Der türkische Lastwagen wurde aus wirtschaftlichen Gründen abgeschaltet, wie das Ministerium für Energie und Bergbau von Kuba berichtete. Diese Maßnahme wurde trotz der kritischen Energiesituation, mit einem erheblichen Defizit in der Stromerzeugung des Landes, ergriffen.

Was ist die Auswirkung des Austritts der türkischen Patana auf das kubanische Elektrizitätssystem?

Die Abkopplung der türkischen Patana verschärft das Problem des Kapazitätsdefizits bei der Stromerzeugung in Kuba. Die Patana lieferte 240 MW an das nationale Stromsystem (SEN), und ihr Rückzug fällt mit einem Zeitraum maximaler Nachfrage zusammen, was die Blackouts im ganzen Land verlängert.

Wie hat die Energiekrise die kubanische Bevölkerung betroffen?

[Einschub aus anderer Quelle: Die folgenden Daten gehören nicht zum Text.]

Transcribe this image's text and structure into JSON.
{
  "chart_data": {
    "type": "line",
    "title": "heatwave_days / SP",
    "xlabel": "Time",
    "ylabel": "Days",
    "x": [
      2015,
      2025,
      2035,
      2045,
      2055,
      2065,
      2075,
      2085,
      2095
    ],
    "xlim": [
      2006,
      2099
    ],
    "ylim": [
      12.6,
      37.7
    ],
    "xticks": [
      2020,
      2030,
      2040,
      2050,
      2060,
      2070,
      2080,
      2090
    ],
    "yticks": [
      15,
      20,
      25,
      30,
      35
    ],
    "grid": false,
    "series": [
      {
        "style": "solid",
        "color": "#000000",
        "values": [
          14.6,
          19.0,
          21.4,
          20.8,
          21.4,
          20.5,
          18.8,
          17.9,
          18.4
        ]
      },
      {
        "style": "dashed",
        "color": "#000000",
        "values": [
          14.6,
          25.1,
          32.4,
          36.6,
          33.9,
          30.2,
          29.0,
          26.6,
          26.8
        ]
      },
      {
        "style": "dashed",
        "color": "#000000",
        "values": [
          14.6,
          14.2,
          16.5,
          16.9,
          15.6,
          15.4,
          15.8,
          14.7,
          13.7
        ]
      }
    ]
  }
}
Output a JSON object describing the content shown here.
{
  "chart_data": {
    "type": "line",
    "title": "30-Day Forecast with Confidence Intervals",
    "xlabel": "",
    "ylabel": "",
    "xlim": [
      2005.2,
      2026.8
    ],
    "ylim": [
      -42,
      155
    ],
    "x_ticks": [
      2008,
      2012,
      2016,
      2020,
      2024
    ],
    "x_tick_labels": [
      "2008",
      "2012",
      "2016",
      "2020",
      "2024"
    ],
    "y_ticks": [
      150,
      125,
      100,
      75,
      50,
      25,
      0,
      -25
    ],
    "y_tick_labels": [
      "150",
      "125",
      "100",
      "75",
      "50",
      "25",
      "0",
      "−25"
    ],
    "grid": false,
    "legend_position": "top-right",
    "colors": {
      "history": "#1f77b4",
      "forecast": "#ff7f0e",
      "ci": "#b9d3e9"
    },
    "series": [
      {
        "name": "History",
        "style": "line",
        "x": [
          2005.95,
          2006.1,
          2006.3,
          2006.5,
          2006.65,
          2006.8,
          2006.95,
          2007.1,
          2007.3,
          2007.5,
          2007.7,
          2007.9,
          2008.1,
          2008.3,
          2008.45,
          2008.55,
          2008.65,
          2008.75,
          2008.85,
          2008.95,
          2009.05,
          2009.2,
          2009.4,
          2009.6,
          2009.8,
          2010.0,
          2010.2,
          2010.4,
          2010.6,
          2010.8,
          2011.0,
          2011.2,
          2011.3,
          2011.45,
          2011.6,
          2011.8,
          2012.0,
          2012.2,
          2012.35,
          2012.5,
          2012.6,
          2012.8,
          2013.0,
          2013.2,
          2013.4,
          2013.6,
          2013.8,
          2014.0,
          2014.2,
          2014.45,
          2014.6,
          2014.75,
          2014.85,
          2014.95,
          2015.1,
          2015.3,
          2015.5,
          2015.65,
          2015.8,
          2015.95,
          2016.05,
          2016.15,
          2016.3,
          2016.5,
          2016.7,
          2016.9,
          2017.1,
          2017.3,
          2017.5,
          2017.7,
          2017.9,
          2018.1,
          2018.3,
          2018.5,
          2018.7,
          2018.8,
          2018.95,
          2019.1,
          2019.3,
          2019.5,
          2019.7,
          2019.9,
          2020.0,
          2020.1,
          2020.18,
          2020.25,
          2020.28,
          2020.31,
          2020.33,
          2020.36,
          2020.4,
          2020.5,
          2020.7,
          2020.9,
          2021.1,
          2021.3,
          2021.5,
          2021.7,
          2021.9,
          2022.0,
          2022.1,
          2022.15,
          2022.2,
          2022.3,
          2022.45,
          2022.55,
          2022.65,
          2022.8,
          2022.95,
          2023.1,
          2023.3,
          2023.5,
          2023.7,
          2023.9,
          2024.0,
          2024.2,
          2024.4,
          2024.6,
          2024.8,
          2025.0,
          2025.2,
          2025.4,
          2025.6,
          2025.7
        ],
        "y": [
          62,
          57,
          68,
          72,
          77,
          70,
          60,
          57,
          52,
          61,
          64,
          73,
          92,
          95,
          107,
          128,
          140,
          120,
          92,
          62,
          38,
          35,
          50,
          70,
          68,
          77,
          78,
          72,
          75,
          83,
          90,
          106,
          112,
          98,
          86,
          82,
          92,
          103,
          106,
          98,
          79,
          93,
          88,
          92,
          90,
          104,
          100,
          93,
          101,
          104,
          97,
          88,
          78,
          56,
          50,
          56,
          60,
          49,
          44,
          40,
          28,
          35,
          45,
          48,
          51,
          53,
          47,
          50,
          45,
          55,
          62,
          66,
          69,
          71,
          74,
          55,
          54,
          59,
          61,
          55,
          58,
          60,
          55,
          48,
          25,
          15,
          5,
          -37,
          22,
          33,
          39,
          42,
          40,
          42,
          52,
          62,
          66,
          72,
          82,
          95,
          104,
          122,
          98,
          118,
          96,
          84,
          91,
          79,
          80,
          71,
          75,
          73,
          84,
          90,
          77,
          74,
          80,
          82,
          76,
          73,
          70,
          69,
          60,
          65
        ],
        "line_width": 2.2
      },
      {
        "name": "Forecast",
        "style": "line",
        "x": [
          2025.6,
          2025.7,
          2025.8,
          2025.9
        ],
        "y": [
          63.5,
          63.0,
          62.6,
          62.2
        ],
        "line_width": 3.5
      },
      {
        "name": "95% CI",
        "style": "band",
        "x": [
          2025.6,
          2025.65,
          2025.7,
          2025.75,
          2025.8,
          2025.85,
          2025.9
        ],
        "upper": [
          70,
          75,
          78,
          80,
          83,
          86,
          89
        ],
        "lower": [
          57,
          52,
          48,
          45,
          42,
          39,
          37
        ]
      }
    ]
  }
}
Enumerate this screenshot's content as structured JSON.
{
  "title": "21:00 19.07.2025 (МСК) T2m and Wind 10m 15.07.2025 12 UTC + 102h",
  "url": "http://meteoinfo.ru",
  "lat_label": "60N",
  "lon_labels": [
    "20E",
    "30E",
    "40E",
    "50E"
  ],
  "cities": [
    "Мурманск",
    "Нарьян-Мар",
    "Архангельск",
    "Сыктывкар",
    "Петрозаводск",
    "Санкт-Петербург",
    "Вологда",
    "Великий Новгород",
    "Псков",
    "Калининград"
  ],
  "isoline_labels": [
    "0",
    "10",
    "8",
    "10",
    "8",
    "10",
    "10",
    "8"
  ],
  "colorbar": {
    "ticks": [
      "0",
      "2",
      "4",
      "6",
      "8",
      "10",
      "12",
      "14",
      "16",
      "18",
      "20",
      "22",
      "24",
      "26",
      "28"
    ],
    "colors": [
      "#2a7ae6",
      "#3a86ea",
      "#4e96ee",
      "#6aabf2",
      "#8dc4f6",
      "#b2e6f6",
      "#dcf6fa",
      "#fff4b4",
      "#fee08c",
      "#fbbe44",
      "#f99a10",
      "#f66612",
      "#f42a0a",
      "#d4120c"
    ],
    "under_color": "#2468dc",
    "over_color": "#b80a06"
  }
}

Die Energiekrise hat zu langanhaltenden Stromausfällen geführt, die das tägliche Leben der Kubaner erheblich beeinträchtigen. Der Mangel an Elektrizität stört den Zugang zu grundlegenden Dienstleistungen und sorgt für ein wachsendes gesellschaftliches Unbehagen, insbesondere im Sommer, wenn die Temperaturen höher sind.

Welche Maßnahmen hat die kubanische Regierung ergriffen, um das Energiedefizit zu bekämpfen?

Die kubanische Regierung hat vorübergehende Vereinbarungen mit ausländischen Unternehmen, wie Karadeniz Holding aus der Türkei, geschlossen, um Barge Generatoren zu nutzen. Dennoch haben wirtschaftliche und logistische Schwierigkeiten die Wirksamkeit dieser Maßnahmen eingeschränkt.